Buying shares in U.S. farmland funds is another option. Average-sized farms (420 acres) now cost $1 million or more to buy, says Shonda Warner, owner of Chess Ag Full Harvest Partners with offices in Dakota Dunes, S.D., and Clarksdale, Miss. And so investors can pool their money and buy more land. Chess Ag owns 50,000 acres, and its return has been 17 percent annually for the past five years, she says.
However, bring deep pockets. The minimum investment at Chess Ag is $250,000, Warner says.
Buying raw farmland is not for the faint of heart. Witness the extreme droughts that wreaked havoc with farmers’ output in 2012. Still, the payoff has historically been handsome. Farmland generated a 15.16 percent total return in 2011, according to the National Council of Real Estate Investment Fiduciaries in Chicago. In contrast, the Standard & Poor’s 500 index was flat for the year.
“It’s a low-risk investment that nobody can steal,” says Glen Fladeboe, co-owner of Minneapolis-based Fladeboe Auctions.
Farmland prices vary by region, with land parcels in Illinois, Iowa and Minnesota among the most sought after, Fladeboe says.
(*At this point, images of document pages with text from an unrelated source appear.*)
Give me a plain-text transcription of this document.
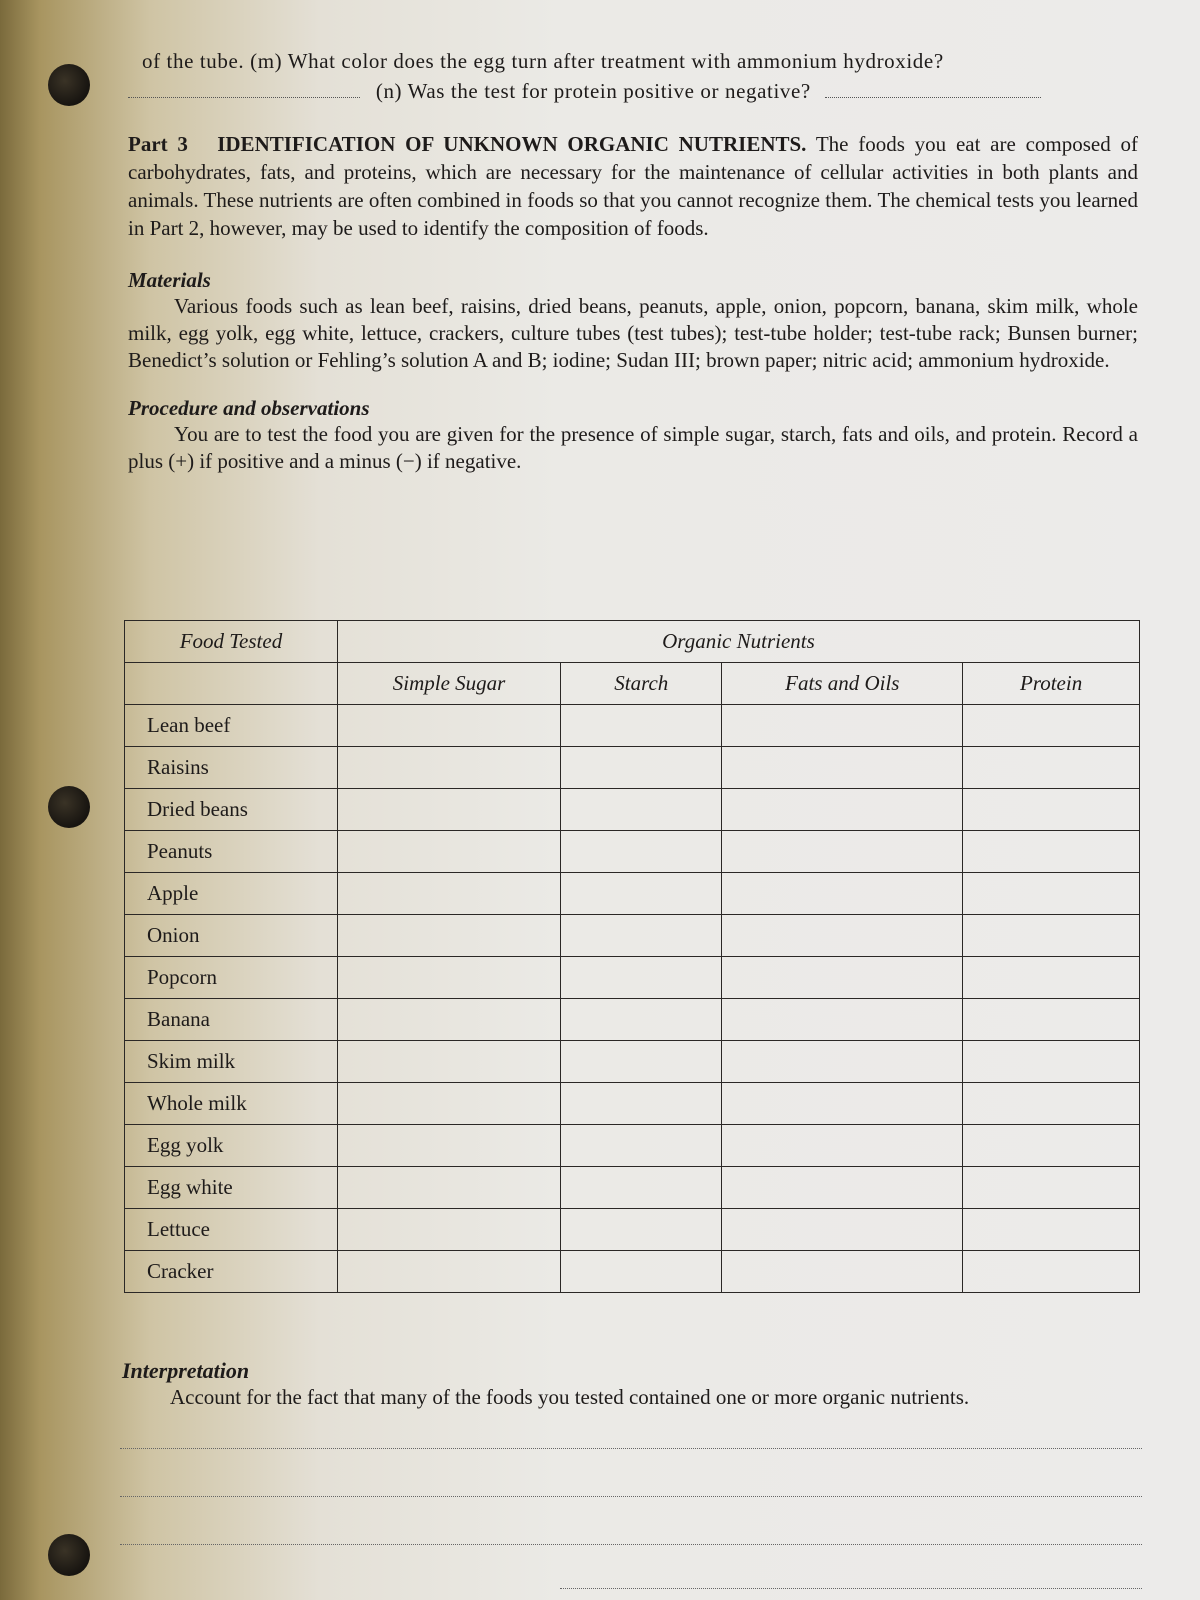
of the tube. (m) What color does the egg turn after treatment with ammonium hydroxide?

(n) Was the test for protein positive or negative?

Part 3 IDENTIFICATION OF UNKNOWN ORGANIC NUTRIENTS. The foods you eat are composed of carbohydrates, fats, and proteins, which are necessary for the maintenance of cellular activities in both plants and animals. These nutrients are often combined in foods so that you cannot recognize them. The chemical tests you learned in Part 2, however, may be used to identify the composition of foods.

Materials

Various foods such as lean beef, raisins, dried beans, peanuts, apple, onion, popcorn, banana, skim milk, whole milk, egg yolk, egg white, lettuce, crackers, culture tubes (test tubes); test-tube holder; test-tube rack; Bunsen burner; Benedict’s solution or Fehling’s solution A and B; iodine; Sudan III; brown paper; nitric acid; ammonium hydroxide.

Procedure and observations

You are to test the food you are given for the presence of simple sugar, starch, fats and oils, and protein. Record a plus (+) if positive and a minus (−) if negative.

Food Tested	Organic Nutrients			
	Simple Sugar	Starch	Fats and Oils	Protein
Lean beef				
Raisins				
Dried beans				
Peanuts				
Apple				
Onion				
Popcorn				
Banana				
Skim milk				
Whole milk				
Egg yolk				
Egg white				
Lettuce				
Cracker				
Interpretation
Account for the fact that many of the foods you tested contained one or more organic nutrients.
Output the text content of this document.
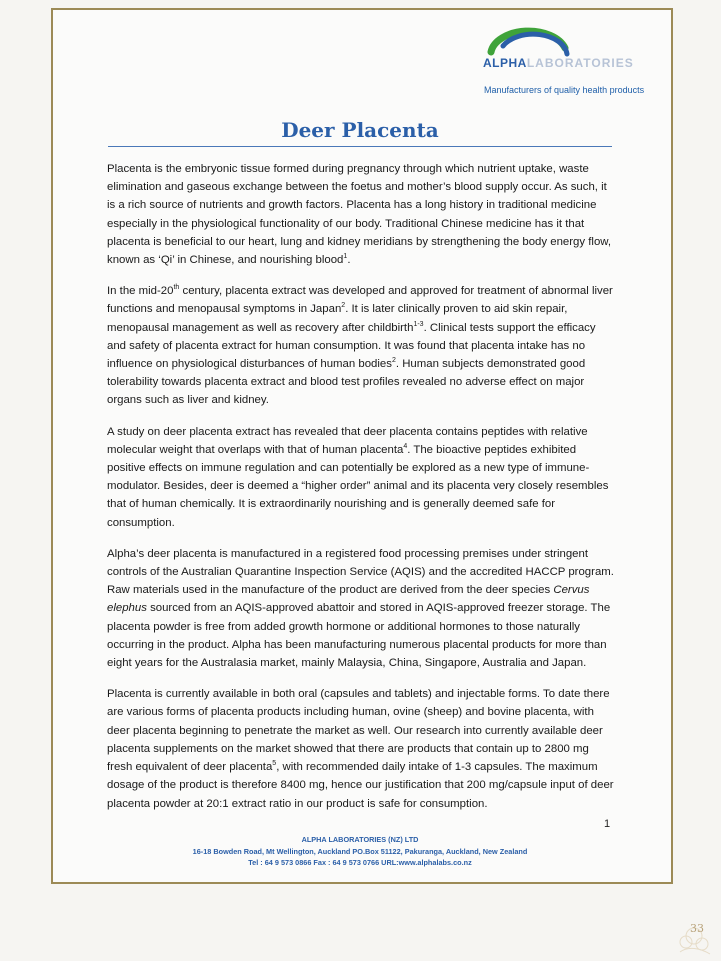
ALPHALABORATORIES
Manufacturers of quality health products
Deer Placenta

Placenta is the embryonic tissue formed during pregnancy through which nutrient uptake, waste elimination and gaseous exchange between the foetus and mother’s blood supply occur. As such, it is a rich source of nutrients and growth factors. Placenta has a long history in traditional medicine especially in the physiological functionality of our body. Traditional Chinese medicine has it that placenta is beneficial to our heart, lung and kidney meridians by strengthening the body energy flow, known as ‘Qi’ in Chinese, and nourishing blood$^1$.

In the mid-20th century, placenta extract was developed and approved for treatment of abnormal liver functions and menopausal symptoms in Japan$^2$. It is later clinically proven to aid skin repair, menopausal management as well as recovery after childbirth$^{1-3}$. Clinical tests support the efficacy and safety of placenta extract for human consumption. It was found that placenta intake has no influence on physiological disturbances of human bodies$^2$. Human subjects demonstrated good tolerability towards placenta extract and blood test profiles revealed no adverse effect on major organs such as liver and kidney.

A study on deer placenta extract has revealed that deer placenta contains peptides with relative molecular weight that overlaps with that of human placenta$^4$. The bioactive peptides exhibited positive effects on immune regulation and can potentially be explored as a new type of immune-modulator. Besides, deer is deemed a “higher order” animal and its placenta very closely resembles that of human chemically. It is extraordinarily nourishing and is generally deemed safe for consumption.

Alpha’s deer placenta is manufactured in a registered food processing premises under stringent controls of the Australian Quarantine Inspection Service (AQIS) and the accredited HACCP program. Raw materials used in the manufacture of the product are derived from the deer species Cervus elephus sourced from an AQIS-approved abattoir and stored in AQIS-approved freezer storage. The placenta powder is free from added growth hormone or additional hormones to those naturally occurring in the product. Alpha has been manufacturing numerous placental products for more than eight years for the Australasia market, mainly Malaysia, China, Singapore, Australia and Japan.

Placenta is currently available in both oral (capsules and tablets) and injectable forms. To date there are various forms of placenta products including human, ovine (sheep) and bovine placenta, with deer placenta beginning to penetrate the market as well. Our research into currently available deer placenta supplements on the market showed that there are products that contain up to 2800 mg fresh equivalent of deer placenta$^5$, with recommended daily intake of 1-3 capsules. The maximum dosage of the product is therefore 8400 mg, hence our justification that 200 mg/capsule input of deer placenta powder at 20:1 extract ratio in our product is safe for consumption.

1
ALPHA LABORATORIES (NZ) LTD
16-18 Bowden Road, Mt Wellington, Auckland PO.Box 51122, Pakuranga, Auckland, New Zealand
Tel : 64 9 573 0866 Fax : 64 9 573 0766 URL:www.alphalabs.co.nz
33
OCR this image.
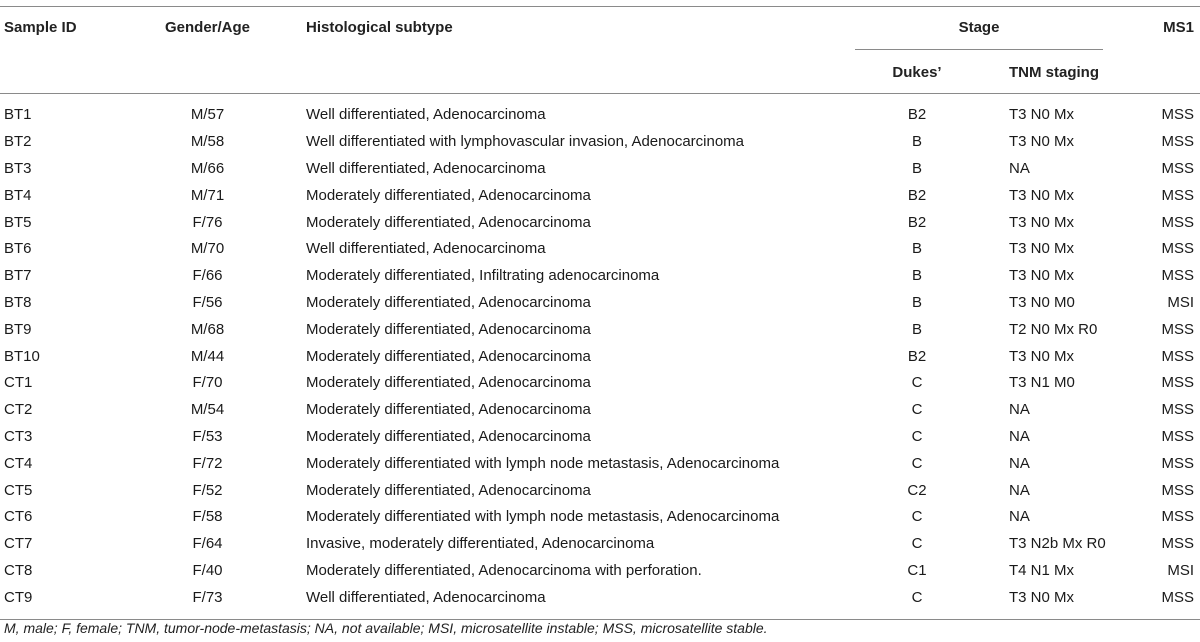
Sample ID	Gender/Age	Histological subtype	Stage		MS1
			Dukes’	TNM staging	
BT1	M/57	Well differentiated, Adenocarcinoma	B2	T3 N0 Mx	MSS
BT2	M/58	Well differentiated with lymphovascular invasion, Adenocarcinoma	B	T3 N0 Mx	MSS
BT3	M/66	Well differentiated, Adenocarcinoma	B	NA	MSS
BT4	M/71	Moderately differentiated, Adenocarcinoma	B2	T3 N0 Mx	MSS
BT5	F/76	Moderately differentiated, Adenocarcinoma	B2	T3 N0 Mx	MSS
BT6	M/70	Well differentiated, Adenocarcinoma	B	T3 N0 Mx	MSS
BT7	F/66	Moderately differentiated, Infiltrating adenocarcinoma	B	T3 N0 Mx	MSS
BT8	F/56	Moderately differentiated, Adenocarcinoma	B	T3 N0 M0	MSI
BT9	M/68	Moderately differentiated, Adenocarcinoma	B	T2 N0 Mx R0	MSS
BT10	M/44	Moderately differentiated, Adenocarcinoma	B2	T3 N0 Mx	MSS
CT1	F/70	Moderately differentiated, Adenocarcinoma	C	T3 N1 M0	MSS
CT2	M/54	Moderately differentiated, Adenocarcinoma	C	NA	MSS
CT3	F/53	Moderately differentiated, Adenocarcinoma	C	NA	MSS
CT4	F/72	Moderately differentiated with lymph node metastasis, Adenocarcinoma	C	NA	MSS
CT5	F/52	Moderately differentiated, Adenocarcinoma	C2	NA	MSS
CT6	F/58	Moderately differentiated with lymph node metastasis, Adenocarcinoma	C	NA	MSS
CT7	F/64	Invasive, moderately differentiated, Adenocarcinoma	C	T3 N2b Mx R0	MSS
CT8	F/40	Moderately differentiated, Adenocarcinoma with perforation.	C1	T4 N1 Mx	MSI
CT9	F/73	Well differentiated, Adenocarcinoma	C	T3 N0 Mx	MSS
M, male; F, female; TNM, tumor-node-metastasis; NA, not available; MSI, microsatellite instable; MSS, microsatellite stable.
Most parcels are 80 to 100 acres. Typically, buyers are farmers who want to expand, but investors are playing an increasingly larger role, he says. They can attend farmland auctions and bid on land. All they have to do is register and bring a down payment.
“Almost every bank offers farm loans, too,” Fladeboe says. “It’s a good place to put money.”
But don’t expect great deals. For example, Minnesota farmland sells for $7,000 to $11,000 per acre, versus $2,500 to $4,000 five years ago, Fladeboe says. “Most professionals don’t see a price downturn anytime soon,” because global demand for food keeps climbing.